Israël a menacé d'attaquer tout successeur à Khamenei, proclamant que celui-ci serait une cible potentielle. Le ministre israélien de la Défense, Israël Katz, a averti que des actions discrètes seraient nécessaires dans un climat de menace permanente. Ahmad Khatami, membre influent de l'Assemblée des Experts, a déclaré que l'élection d'un nouveau leader était imminente.
Ce dernier a affirmé à la télévision : « Si Dieu le veut, le dirigeant sera nommé dès que possible. Nous frôlons une décision, mais la situation s’apparente à celle d’une guerre. » L'Assemblée, composée de 88 membres élus pour un mandat de huit ans, a pour responsabilité la sélection du futur guide et la supervision de ses actions.

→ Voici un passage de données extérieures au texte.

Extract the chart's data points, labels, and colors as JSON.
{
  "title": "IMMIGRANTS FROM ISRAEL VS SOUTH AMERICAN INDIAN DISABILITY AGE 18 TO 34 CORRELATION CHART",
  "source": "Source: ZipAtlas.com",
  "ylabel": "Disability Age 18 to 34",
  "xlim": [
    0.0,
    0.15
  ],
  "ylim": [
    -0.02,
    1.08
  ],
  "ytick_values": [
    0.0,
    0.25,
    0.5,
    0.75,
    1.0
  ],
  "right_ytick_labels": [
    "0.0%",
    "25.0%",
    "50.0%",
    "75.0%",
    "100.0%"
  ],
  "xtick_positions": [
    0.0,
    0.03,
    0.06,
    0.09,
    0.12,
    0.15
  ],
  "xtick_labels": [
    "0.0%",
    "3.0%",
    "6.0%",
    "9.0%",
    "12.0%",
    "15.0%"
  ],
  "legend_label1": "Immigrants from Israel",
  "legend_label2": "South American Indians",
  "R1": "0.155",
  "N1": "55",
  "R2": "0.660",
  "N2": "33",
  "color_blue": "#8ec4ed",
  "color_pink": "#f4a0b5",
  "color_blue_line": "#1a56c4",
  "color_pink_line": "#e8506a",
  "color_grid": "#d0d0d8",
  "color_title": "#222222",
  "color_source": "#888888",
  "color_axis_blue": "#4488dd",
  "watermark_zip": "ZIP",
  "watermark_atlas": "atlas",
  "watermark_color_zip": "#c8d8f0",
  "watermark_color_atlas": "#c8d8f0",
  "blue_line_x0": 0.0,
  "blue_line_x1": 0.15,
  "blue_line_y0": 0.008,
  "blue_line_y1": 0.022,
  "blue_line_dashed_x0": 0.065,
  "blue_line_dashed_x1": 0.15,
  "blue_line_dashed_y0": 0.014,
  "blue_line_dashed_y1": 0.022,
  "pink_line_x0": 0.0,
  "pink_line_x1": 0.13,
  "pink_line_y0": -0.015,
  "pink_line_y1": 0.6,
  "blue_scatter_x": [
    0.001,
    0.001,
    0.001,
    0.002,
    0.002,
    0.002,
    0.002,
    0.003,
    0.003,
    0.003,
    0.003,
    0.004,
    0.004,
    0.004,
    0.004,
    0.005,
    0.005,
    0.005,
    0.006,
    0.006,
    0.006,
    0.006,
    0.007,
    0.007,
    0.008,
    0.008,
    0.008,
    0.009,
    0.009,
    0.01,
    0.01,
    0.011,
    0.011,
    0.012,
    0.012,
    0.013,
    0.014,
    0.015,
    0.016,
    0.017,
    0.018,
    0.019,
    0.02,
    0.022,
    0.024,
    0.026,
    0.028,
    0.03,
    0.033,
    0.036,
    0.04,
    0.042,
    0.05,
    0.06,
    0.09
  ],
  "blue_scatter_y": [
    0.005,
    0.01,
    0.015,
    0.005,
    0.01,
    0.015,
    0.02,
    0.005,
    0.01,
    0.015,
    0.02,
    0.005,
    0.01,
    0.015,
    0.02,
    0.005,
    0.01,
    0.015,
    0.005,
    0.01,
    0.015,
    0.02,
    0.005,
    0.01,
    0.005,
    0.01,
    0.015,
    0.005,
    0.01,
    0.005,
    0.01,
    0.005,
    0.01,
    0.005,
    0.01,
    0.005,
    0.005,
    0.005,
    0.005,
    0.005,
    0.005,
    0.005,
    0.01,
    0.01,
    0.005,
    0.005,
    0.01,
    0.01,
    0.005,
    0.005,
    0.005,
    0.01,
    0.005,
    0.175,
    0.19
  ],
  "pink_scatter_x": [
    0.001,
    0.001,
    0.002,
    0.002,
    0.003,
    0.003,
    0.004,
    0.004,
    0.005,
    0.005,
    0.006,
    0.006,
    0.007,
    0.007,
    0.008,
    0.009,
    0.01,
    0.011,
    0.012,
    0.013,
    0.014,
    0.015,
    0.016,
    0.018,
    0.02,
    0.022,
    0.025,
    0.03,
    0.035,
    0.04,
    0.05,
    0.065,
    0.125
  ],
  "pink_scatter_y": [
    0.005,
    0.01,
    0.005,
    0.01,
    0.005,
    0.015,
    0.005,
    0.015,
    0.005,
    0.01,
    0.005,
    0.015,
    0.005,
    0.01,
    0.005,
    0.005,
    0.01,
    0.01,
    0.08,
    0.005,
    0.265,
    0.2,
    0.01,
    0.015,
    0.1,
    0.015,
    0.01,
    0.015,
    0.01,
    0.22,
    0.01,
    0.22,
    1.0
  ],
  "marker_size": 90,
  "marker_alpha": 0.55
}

Un triunvirat assure la transition
Depuis la disparition de Khamenei, un triumvirat, incluant le président iranien Massoud Pezeshkian et le chef de la justice Gholamhossein Mohseni Ejeï, assure l’intérim. Selon des rapports d'Tasnim, des frappes israélo-américaines ont récemment visé une annexe de l'Assemblée à Qom, illustrant les tensions croissantes.
Les experts analysent cette période comme un moment crucial pour l'Iran. Le politologue François Nicoullaud souligne que « la désignation rapide d'un leader est vitale pour maintenir l'unité dans un contexte de conflit ». Cette situation rappelle également l'urgence de stabiliser le pays face à des menaces extérieures.
Tandis que l'Iran avance vers une désignation imminente, le climat géopolitique demeure tendu, rendant la succession un enjeu stratégique dans cette région instable du monde.